All notices or other communications required or permitted to be given by any party to any other party pursuant to the terms of this Agreement
shall be in writing, unless otherwise specified, and if sent to the Sales Agent, shall be delivered to:
Oppenheimer & Co. Inc.
85 Broad Street, 26th Floor
New York, NY 10004
Attention: Peter Vogelsang, Office of General Counsel
Telephone: (212) 667-8195
Email: peter.vogelsang@opco.com
with a copy (which shall not constitute notice)
to:
Mintz, Levin, Cohn, Ferris, Glovsky and Popeo, P.C.
919 Third Avenue
New York, New York 10017
Attention: Ivan K. Blumenthal, Esq.
Email: IKBlumenthal@mintz.com
and if to the Company, shall be delivered to:
Gain Therapeutics, Inc.
4800 Montgomery Lane, Suite 220
Bethesda,
Maryland 20814
Attention: Gene Mack, Interim Chief Executive Officer and Chief Financial Officer
Email: gmack@gaintherapeutics.com
with
a copy (which shall not constitute notice) to:
Lowenstein Sandler
One Lowenstein Drive
Roseland, NJ 07068
Attention: Steven Skolnick
Email: sskolnick@lowenstein.com
Each party may change such
address for notices by sending to the other party to this Agreement written notice of a new address for such purpose. Each such notice
or other communication shall be deemed given (i) when delivered personally or by verifiable facsimile transmission (with an original
to follow) on or before 4:30 p.m., New York City time, on a Business Day or, if such day is not a Business Day, on the next succeeding
Business Day, (ii) on the next Business Day after timely delivery to a nationally-recognized overnight courier and (iii) on
the Business Day actually received if deposited in the U.S. mail (certified or registered mail, return receipt requested, postage prepaid).
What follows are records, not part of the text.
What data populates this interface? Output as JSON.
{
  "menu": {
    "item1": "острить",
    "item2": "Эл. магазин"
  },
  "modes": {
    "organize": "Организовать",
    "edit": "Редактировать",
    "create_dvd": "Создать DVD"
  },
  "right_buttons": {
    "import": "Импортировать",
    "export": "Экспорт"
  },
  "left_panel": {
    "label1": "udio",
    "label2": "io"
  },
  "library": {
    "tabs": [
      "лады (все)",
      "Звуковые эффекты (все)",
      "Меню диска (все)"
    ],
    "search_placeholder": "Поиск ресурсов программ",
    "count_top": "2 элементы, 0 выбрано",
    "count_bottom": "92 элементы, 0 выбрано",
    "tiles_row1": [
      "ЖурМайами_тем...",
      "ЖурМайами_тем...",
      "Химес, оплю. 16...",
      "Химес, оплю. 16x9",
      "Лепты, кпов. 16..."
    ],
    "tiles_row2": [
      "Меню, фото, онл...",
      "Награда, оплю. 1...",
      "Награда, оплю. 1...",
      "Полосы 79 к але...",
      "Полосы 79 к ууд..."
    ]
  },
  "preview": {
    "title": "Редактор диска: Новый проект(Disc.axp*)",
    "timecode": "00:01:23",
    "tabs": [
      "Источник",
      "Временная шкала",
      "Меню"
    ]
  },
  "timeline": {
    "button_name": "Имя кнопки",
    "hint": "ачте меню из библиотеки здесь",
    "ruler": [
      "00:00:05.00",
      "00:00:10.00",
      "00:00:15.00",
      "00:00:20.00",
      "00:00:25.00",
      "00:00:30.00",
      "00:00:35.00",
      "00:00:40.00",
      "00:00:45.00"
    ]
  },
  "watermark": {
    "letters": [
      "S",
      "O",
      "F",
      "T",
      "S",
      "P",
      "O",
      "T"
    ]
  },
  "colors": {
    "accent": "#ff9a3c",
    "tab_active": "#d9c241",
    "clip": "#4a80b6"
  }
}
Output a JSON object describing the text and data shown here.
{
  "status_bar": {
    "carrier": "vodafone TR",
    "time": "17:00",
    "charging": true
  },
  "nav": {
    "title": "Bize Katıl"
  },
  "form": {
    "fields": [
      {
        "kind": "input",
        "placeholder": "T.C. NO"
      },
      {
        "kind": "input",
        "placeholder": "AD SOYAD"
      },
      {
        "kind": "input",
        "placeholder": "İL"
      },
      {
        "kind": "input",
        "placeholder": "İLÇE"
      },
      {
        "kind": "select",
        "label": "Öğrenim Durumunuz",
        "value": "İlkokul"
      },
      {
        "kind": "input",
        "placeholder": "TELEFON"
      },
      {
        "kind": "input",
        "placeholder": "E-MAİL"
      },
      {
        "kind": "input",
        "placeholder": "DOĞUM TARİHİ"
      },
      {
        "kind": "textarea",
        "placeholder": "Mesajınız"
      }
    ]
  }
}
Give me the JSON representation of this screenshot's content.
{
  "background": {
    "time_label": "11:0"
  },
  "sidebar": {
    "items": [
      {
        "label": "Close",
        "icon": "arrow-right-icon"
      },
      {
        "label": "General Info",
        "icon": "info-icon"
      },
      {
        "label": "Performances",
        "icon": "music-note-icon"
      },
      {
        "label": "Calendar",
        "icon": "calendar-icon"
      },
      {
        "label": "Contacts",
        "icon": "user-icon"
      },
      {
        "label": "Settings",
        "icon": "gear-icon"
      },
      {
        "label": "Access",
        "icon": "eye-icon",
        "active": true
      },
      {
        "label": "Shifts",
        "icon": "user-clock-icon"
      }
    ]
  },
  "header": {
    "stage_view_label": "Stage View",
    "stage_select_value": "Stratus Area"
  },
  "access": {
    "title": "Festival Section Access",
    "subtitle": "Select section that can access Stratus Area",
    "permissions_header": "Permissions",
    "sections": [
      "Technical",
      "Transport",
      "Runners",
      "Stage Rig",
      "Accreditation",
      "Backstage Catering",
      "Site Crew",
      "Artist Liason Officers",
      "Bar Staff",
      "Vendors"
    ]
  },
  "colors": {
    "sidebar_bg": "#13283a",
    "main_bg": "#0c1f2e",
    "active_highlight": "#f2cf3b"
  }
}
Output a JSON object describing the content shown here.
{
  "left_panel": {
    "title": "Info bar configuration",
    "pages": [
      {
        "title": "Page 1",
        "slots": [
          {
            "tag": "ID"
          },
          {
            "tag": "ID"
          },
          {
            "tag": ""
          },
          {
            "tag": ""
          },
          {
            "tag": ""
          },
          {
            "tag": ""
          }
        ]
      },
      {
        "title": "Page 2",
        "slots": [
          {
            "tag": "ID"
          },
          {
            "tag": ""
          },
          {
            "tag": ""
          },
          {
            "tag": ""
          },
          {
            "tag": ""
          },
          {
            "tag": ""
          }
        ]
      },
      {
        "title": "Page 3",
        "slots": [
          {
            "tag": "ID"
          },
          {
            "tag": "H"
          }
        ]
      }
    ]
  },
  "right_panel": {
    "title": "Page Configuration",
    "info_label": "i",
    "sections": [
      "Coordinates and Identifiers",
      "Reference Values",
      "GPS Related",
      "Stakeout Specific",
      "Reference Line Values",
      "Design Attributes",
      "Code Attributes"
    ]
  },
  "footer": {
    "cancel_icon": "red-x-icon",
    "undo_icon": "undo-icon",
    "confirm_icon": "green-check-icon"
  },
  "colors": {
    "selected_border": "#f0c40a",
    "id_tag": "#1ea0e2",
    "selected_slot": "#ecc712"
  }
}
For purposes of this Agreement, “Business Day” shall mean any day on which the Exchange and commercial banks
in the City of New York are open for business.
An electronic communication
(“Electronic Notice”) shall be deemed written notice for purposes of this Section 12 if sent to
the electronic mail address specified by the receiving party under separate cover. Electronic Notice shall be deemed received at the
time the party sending Electronic Notice receives confirmation of receipt by the receiving party (other than pursuant to auto-reply).
Any party receiving Electronic Notice may request and shall be entitled to receive the notice on paper, in a nonelectronic form (“Nonelectronic
Notice”) which shall be sent to the requesting party within ten (10) days of receipt of the written request for Nonelectronic
Notice.
13. Successors
and Assigns. This Agreement shall inure to the benefit of and be binding upon the Company and the Sales Agent and their respective
successors and permitted assigns and, as to Sections 5(b) and 9, the other indemnified parties specified therein.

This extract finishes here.